La Lazio tira il fiato, ma in città è definitivamente iniziata la settimana di passione che culminerà domenica pomeriggio con il fischio d’inizio della gara più attesa e sentita. Questa volta non sarà l’occasione per salvare in extremis una stagione deludente, delle polemiche della scorsa stagione per il “pollice verso” di Totti è rimasto solo l’eco.

Ora è la Roma a rincorrere il volo biancoceleste e domenica dovrà provarci proprio senza il suo capitano, espulso nel match con il Lecce: “Per quanto mi riguarda è meglio che non giochi – ha sottolineato lo stesso Reja, che la scorsa stagione chiese 10 giornate di squalifica per lo sfottò del numero 10 romanista – La Roma è una grande squadra e vedrete che si riprenderà in classifica, magari dopo il derby”. Commenta così l’opaco stato di forma dei dirimpettai cittadini, oscilla tra certezze e scaramanzie il tecnico goriziano, che malgrado riconosca i valori tecnici della squadra di Ranieri non si nasconde: “Per il derby metterei uno fisso in schedina, noi partiamo sempre con la mentalità di giocare la gara fino in fondo, scendiamo in campo sempre per vincere, ancor di più contro la Roma”.

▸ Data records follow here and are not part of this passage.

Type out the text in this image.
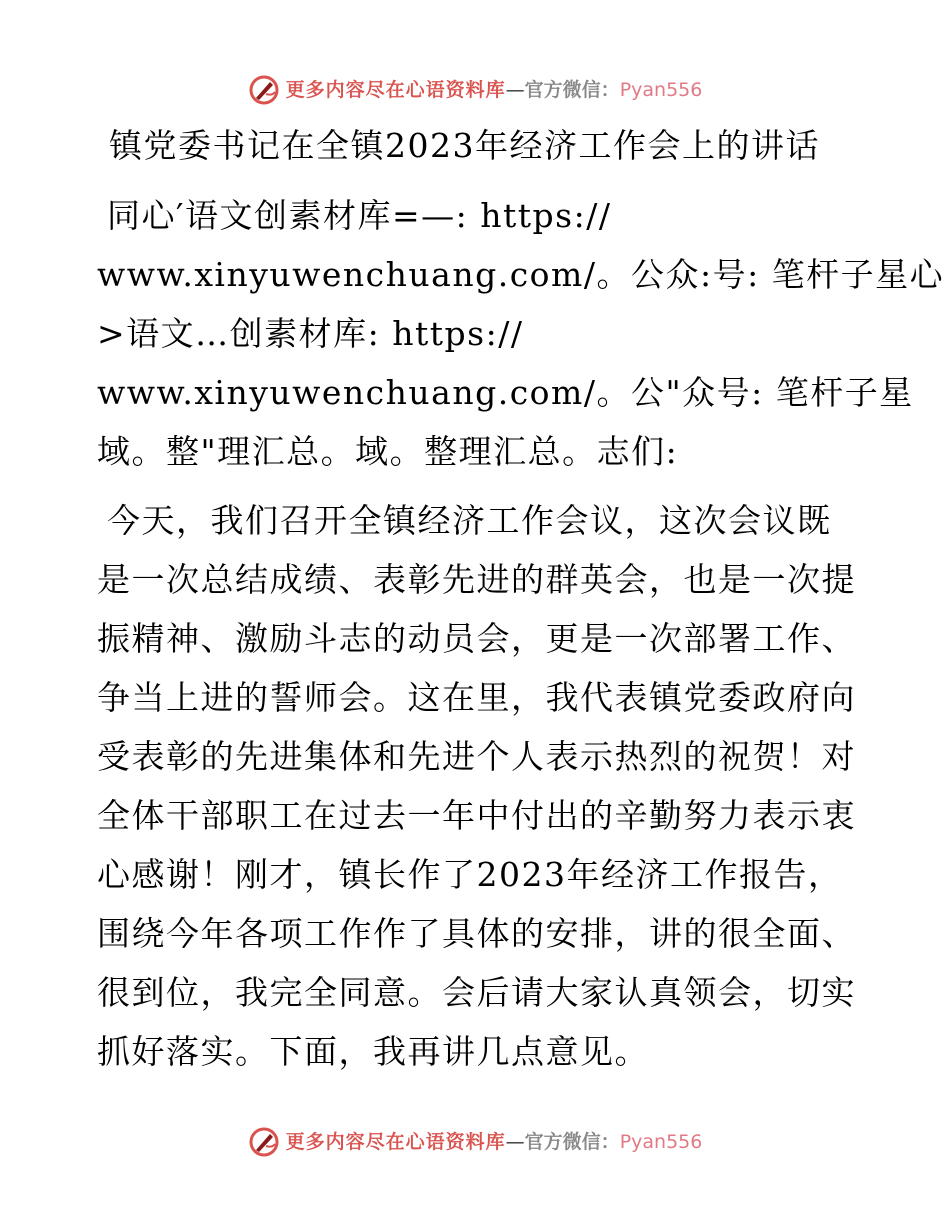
更多内容尽在心语资料库 — 官方微信： Pyan556
镇党委书记在全镇2023年经济工作会上的讲话

同心′语文创素材库=—: https://

www.xinyuwenchuang.com/。公众:号: 笔杆子星心

>语文…创素材库: https://

www.xinyuwenchuang.com/。公"众号: 笔杆子星

域。整"理汇总。域。整理汇总。志们:

今天，我们召开全镇经济工作会议，这次会议既

是一次总结成绩、表彰先进的群英会，也是一次提

振精神、激励斗志的动员会，更是一次部署工作、

争当上进的誓师会。这在里，我代表镇党委政府向

受表彰的先进集体和先进个人表示热烈的祝贺！对

全体干部职工在过去一年中付出的辛勤努力表示衷

心感谢！刚才，镇长作了2023年经济工作报告，

围绕今年各项工作作了具体的安排，讲的很全面、

很到位，我完全同意。会后请大家认真领会，切实

抓好落实。下面，我再讲几点意见。

更多内容尽在心语资料库 — 官方微信： Pyan556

Non potrebbe essere altrimenti, in pochi mesi ha avuto il merito di cancellare tutti quei malesseri intestini che hanno caratterizzato la scorsa grigia stagione: “Il nostro segreto, comunque, è che nello spogliatoio non sentite più la parola io – continua ai microfoni di Sky – , Perchè è il gruppo che conta. Un po’ come quello che fanno Mourinho, Fergusson e Capello nei loro club. Mi ispiro molto a loro perchè ritengo che il gruppo è l’essenza del calcio, mi auguro d’essere il Ferguson di Lotito sino a 70 anni”, ha concluso scherzando il tecnico.